すっとろくて飛び抜けて頭の悪いウッディ!
足が故障したアル中アメフト選手ヘルマン!
人の話を聞かない空気を読まないザック!




地球終っただろこれ…

この四人がそれぞれバトルスーツを着るんですけど、足が故障したヘルマンが高速移動出来るブーツを手に入れたり、頭が悪いウッディがヘルメットの力で天才になったりするのが分かりやすい。
スパイダーマンでメガネが必要なくなるアレに近い描写だと思うんですよ。分かりやすい身体改造表現としてアレは素晴らしかった。
分かりやすいんだけど、この映画節々に説明不足な部分が多くて。
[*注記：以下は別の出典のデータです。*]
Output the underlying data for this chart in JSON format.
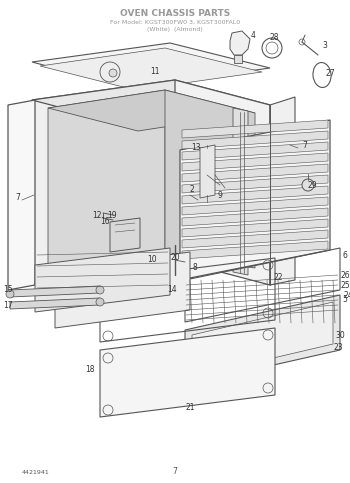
{
  "title_line1": "OVEN CHASSIS PARTS",
  "title_line2": "For Model: KGST300FW0 3, KGST300FAL0",
  "title_line3": "(White)  (Almond)",
  "part_number_bottom_left": "4421941",
  "page_number": "7",
  "bg_color": "#ffffff",
  "line_color": "#555555",
  "title_color": "#999999",
  "label_color": "#333333",
  "fig_w": 3.5,
  "fig_h": 4.83,
  "dpi": 100
}
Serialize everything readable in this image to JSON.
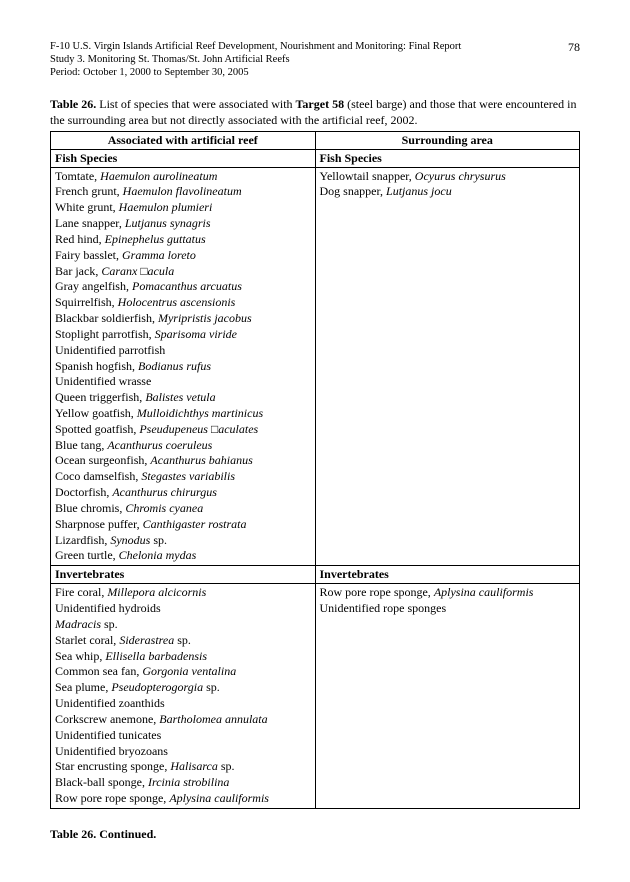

例えばヘルマンの足が悪いのも確かに描写されているんですが最序盤なので気を抜いている所なんですよね。
もう一言二言説明できる何かがあればと思うんですけど、察しの悪い方(自分筆頭)は巻き戻したくなるのでは。

中盤から終盤にかけては悪い宇宙人の妨害が入ったり、スーツを殺してでも奪い取る!となった軍と対立したり。
こう書くと見どころ多そうなんだけどね。強いて言えば脱走するシーンがフリントストーンみたいってぐらいですかね。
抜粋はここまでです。